As you may or may not know, I’ve spent a fair amount of the last few months working on this artwork, “The Path”. It’s a representation of the 2.3 million species of organism that are present in the Open Tree of Life (some more information can be found here). While I made it, I learned some awesome things about life and how we categorise it, and I figured I’d share them here:
1. Butterflies and moths are on top
I quite like the idea that Butterflies are the ultimate result of evolution, but that’s not quite what the picture is saying. To explain I need to go a bit into how the image was made.
The path, at the bottom, is representing all 2.3 million species (the width of the path and each of the trees is actually equivalent to the size of all the leaves above them, minus spacing between those leaves). Trees come off the path as categories are split: the path is simply the larger category (for instance, the first split sees Bacteria and Archea split off into trees on the right – the path above that is ‘everything else’).

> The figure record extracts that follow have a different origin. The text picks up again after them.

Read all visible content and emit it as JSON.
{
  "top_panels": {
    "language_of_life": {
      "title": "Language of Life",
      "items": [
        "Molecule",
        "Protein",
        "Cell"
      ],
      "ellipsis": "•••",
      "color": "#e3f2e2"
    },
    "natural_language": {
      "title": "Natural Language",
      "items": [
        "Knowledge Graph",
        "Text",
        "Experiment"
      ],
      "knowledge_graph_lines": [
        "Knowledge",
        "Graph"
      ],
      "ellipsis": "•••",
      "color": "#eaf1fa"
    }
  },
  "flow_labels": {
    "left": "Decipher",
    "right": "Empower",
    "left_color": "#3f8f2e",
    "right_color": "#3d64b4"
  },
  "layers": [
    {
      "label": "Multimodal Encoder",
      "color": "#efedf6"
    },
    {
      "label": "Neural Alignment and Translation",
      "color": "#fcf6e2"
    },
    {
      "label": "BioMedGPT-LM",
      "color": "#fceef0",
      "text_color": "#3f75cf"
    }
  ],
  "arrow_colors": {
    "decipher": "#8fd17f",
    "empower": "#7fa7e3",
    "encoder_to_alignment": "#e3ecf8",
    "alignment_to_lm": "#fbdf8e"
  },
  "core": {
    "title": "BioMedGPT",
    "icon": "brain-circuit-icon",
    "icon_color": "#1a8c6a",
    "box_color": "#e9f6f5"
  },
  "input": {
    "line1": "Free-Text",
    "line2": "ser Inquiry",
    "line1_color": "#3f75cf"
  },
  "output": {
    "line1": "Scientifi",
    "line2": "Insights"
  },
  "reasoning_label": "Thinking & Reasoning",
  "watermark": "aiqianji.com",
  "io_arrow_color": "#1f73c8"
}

So Butterflies and Moths (more specifically, the superorder Amphiesmenoptera) are always part of the larger group as smaller groups split off. It doesn’t make them more evolved or ‘better’, but it does make them special in a pretty superficial way. Which, as far as organisms go, is pretty much a perfect fit for butterflies.
2. So many insects
Part of the reason for the ascendency of the butterflies is that almost half the image is dominated by insects. They make up just under 950,000 species in the database, and show up just 19 segments from the foot of the path (for context: the highest point in the image is 83 segments up, and the path ends at segment 28).
This all means that it was all but inevitable that an Insect group would find itself on top. It’s also interesting to note how many more different types of insects there are than, say, Bacteria (with 260,000 species).
3. The tallest tree is… trees
It’s pretty fitting that the tree representing Chloroplastida (green algae and plants – yes, all plants!) is the tallest, reaching the very top of the image at 83 segments. The species on top? Leucas deflexa var. deflexa, a flowering herb found in Africa.